FOBIA – ST. DINFNA HOTEL
Um marco histórico para o terror produzido no Brasil
De uns anos para cá, temos visto mais e mais jogos de terror produzidos no Brasil. Grande parte deles ainda permanecem em nichos indies nos computadores, como é o caso de The Devil Inside Us: Roots of Evil, da Mr. Skull Game Studio, e de Teocida, do mestre do horror Vikintor, só para citar alguns recentes.
Fobia – St. Dinfna Hotel, por outro lado, vê sua gênese numa muitíssima bem-sucedida campanha de financiamento coletivo. O jogo faz a devida entrega com alicerces técnicos impressionantes, até mesmo quando levamos em consideração todas as plataformas onde ele pode ser jogado desde seu lançamento.
Mais impressionante ainda é conseguir fazer jus a seus objetivos de inspiração:
O Iluminado, clássico dirigido por Stanley Kubrick, e, em especial, o Resident Evil de
1996, vêm a mente rapidamente a partir do momento que assumimos o controle do jornalista Roberto Leite Lopes em sua ávida busca pelo primeiro grande furo de reportagem. Essa ânsia cega o protagonista e o leva até o hotel que dá nome ao jogo sem grandes preparos ou precauções, após trocar mensagens on-line com alguém que aponta o caminho das pedras. Sua busca, então, se torna uma por sobrevivência, já que não só o hotel em questão, mas toda a cidade interiorana fictícia de Treze Trilhas (palco de eventos sobrenaturais, desaparecimentos e de vários banquetes para sensacionalistas) é como um parque de diversões para experimentos inescrupulosos de uma seita obscura. Ficção científica e horror folclórico, por vezes corporal, andam de mãos dadas em St. Dinfna.
Cultismo está em alta no entretenimento e Fobia navega por essas águas, outrora turbulentas e misteriosas, agora tão banais quanto os fundamentos nos quais procurar se ater. É como se Fobia olhasse compulsivamente para a cartilha do horror de sobrevivência (encrustada em pedra por Frédérick Raynal em Alone in the Dark e aprimorada e popularizada por Shinji Mikami em Resident Evil) e quisesse ir além, mesmo com décadas de distância entre suas concepções.

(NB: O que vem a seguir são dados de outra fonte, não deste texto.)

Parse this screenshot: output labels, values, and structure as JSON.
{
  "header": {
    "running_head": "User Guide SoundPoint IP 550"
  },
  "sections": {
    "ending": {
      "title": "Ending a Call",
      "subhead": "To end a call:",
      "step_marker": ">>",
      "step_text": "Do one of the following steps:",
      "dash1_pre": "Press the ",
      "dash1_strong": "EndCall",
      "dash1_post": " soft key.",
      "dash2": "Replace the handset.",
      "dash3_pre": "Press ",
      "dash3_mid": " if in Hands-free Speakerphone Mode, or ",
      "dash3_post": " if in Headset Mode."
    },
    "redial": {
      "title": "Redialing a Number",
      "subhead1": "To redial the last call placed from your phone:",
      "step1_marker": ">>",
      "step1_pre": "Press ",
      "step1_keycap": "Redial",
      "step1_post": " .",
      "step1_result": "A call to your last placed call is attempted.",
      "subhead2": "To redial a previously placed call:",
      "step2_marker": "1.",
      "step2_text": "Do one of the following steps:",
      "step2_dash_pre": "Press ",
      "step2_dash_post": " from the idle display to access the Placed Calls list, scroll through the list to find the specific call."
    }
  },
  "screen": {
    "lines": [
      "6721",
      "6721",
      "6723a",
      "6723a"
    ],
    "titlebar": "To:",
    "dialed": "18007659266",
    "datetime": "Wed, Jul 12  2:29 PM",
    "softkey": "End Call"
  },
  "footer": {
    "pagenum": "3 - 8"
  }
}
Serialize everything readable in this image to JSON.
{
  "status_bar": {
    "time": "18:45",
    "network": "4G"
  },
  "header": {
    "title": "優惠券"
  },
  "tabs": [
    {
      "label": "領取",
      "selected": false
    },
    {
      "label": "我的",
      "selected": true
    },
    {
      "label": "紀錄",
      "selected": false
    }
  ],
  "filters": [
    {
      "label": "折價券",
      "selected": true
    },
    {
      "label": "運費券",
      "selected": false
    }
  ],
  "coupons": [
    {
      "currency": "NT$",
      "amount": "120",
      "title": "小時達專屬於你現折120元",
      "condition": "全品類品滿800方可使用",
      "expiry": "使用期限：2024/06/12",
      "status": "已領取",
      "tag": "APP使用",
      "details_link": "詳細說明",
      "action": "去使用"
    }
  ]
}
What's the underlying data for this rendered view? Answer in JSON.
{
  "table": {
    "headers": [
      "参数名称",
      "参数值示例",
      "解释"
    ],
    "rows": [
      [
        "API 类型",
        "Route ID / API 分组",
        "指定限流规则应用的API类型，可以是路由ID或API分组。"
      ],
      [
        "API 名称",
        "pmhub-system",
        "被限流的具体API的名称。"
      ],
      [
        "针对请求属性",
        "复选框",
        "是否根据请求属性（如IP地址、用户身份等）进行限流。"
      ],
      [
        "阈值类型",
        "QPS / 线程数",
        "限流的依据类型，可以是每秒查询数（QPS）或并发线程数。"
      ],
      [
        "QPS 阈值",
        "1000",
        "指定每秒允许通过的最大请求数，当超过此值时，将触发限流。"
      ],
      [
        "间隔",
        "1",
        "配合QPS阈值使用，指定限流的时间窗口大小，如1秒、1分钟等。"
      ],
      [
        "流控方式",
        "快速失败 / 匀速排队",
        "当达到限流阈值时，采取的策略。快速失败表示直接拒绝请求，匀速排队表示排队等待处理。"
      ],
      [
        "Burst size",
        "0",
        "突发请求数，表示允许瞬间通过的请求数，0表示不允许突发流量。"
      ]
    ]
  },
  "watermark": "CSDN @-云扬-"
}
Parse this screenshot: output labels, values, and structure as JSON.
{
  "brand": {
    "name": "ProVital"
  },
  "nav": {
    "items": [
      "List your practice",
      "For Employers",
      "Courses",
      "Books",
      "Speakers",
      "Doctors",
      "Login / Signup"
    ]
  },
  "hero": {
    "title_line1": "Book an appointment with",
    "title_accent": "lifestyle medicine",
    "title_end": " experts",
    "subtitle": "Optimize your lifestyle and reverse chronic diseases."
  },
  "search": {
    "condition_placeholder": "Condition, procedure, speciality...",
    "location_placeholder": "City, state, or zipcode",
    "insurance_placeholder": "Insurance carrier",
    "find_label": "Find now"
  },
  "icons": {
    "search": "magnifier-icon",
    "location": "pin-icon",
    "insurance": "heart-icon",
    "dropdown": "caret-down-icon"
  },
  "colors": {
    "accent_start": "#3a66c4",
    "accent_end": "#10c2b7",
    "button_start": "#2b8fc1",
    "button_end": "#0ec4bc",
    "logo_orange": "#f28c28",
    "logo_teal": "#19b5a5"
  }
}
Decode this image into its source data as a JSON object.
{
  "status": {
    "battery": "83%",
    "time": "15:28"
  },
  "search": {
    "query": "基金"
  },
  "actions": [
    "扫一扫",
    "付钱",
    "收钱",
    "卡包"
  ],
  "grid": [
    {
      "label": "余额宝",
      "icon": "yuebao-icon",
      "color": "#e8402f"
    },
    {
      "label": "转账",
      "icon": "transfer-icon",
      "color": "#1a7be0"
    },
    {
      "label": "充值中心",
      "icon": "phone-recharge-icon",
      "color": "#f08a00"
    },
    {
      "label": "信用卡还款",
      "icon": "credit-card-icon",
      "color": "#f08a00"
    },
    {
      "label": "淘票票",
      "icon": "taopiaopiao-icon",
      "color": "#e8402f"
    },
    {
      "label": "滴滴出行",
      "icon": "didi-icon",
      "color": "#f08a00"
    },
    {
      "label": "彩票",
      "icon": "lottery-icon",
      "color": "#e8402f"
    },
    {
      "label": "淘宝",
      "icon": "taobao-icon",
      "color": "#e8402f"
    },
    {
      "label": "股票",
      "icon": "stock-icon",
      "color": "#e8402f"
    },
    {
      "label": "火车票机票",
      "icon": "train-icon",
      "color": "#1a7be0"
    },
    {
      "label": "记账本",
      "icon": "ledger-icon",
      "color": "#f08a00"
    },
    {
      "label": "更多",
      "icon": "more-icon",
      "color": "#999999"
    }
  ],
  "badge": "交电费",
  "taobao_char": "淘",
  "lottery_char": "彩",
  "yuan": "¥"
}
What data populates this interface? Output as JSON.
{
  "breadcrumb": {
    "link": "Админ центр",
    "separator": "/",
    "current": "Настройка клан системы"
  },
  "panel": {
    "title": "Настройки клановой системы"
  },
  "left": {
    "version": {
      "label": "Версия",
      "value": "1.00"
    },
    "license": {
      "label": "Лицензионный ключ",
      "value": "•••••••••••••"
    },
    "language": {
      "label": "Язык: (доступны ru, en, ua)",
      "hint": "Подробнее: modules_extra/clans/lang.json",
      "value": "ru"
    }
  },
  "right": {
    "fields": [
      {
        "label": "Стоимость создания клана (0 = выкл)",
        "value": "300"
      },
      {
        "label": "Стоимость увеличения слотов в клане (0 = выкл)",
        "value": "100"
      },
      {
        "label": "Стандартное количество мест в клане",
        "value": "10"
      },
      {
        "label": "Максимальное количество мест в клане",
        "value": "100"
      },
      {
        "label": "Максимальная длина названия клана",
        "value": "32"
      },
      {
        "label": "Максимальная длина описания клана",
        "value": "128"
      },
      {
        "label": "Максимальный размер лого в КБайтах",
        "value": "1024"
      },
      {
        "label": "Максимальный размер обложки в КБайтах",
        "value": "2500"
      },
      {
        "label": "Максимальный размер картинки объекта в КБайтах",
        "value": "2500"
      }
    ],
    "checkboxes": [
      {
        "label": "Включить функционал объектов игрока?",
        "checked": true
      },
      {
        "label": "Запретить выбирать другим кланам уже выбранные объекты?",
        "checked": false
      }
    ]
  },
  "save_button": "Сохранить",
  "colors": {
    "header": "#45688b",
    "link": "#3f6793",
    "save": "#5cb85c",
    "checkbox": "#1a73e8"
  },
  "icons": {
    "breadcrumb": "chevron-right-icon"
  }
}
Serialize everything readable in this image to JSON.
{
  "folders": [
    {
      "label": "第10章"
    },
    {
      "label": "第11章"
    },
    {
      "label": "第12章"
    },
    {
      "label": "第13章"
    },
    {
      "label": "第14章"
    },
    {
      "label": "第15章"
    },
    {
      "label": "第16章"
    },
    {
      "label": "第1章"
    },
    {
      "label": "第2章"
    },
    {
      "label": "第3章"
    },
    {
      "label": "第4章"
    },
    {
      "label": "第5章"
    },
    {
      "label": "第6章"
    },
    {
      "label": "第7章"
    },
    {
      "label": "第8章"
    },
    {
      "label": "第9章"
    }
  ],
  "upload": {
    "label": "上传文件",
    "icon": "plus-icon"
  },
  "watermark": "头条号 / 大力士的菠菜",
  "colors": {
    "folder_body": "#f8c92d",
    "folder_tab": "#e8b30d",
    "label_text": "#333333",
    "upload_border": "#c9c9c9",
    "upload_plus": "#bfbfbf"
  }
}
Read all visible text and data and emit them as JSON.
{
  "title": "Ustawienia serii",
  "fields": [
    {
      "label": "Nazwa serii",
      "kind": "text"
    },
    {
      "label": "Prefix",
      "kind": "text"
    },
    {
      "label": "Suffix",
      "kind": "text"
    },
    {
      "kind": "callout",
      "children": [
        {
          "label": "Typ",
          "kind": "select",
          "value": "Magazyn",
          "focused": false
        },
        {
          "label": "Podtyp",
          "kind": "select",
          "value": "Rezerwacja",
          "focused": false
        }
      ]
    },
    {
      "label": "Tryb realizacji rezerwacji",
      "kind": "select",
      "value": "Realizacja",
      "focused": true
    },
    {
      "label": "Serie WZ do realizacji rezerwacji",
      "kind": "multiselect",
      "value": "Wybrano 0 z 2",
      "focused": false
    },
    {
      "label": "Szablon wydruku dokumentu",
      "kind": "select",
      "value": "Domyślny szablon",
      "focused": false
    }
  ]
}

Idas e vindas pelos escuros e claustrofóbicos corredores do Hotel St. Dinfna, inventário limitado, monstruosidades resistentes e persistentes (apenas limitadas em questão de variedade, forma e de conteúdo), manejamento preciso de recursos de ação e contenção, sempre nos meandros de quebra-cabeças oscilantes entre o funcional e o perspicaz. Fobia peca na discrepância brutal de seus dubladores – quem dá voz ao protagonista Roberto, por
exemplo, mal consegue contracenar com a experiente Carol Valença, que empresta seu talento para Emily. Peca também no fato de raramente ousar tomar algo para si próprio. E, em verdadeiro contrassenso a mim mesmo, destaco aqui o bom uso da câmera fotográfica encontrada por Roberto, com sua visão noturna para ampliar a tensão e a capacidade de abrir portais para diferentes linhas temporais.
Seja a garotinha com máscara de oxigênio, insistente em assustar (ou cooperar?), seja no ser disforme e enorme que faz de Roberto seu fetiche pessoal, Fobia poderia ter dispensado mais atenção aos residentes do hotel. Em minhas quase dez horas de estadia, vez ou outra flertei com o tédio por saber exatamente como lidar com aqueles mesmos humanoides e suas garras e dentes afiadas, além de ver seus pontos fracos exageradamente expostos. Em cada elemento de Fobia há espaço para evolução e aprimoramento, o que faz dessa primeira incursão do estúdio paulistano Pulsatrix um ato de autoafirmação e descobrimento para que um dia, então, apresente suas próprias trevas – ou fobias.
Fobia – St. Dinfna Hotel conhece sua própria força e se atém a ela. E um terror focado é um terror que sabe manipular sua audiência para além do barulho no silêncio – por conhecê-la bem e, por consequência, entregando justamente o esperado (ou, no caso, o prometido). Porém, terror também faz morada no medo do desconhecido, no implícito e no não contado, e a Pulsatrix Studios ainda tem muito a explorar nesse âmbito. Que St. Dinfna seja só o início dessa jornada rumo ao abismo das possibilidades.
VEREDITO
Tecnicamente impressionante, Fobia entrega uma experiência que respeita suas fontes de inspiração e mostra que pode evoluir em uma sequência.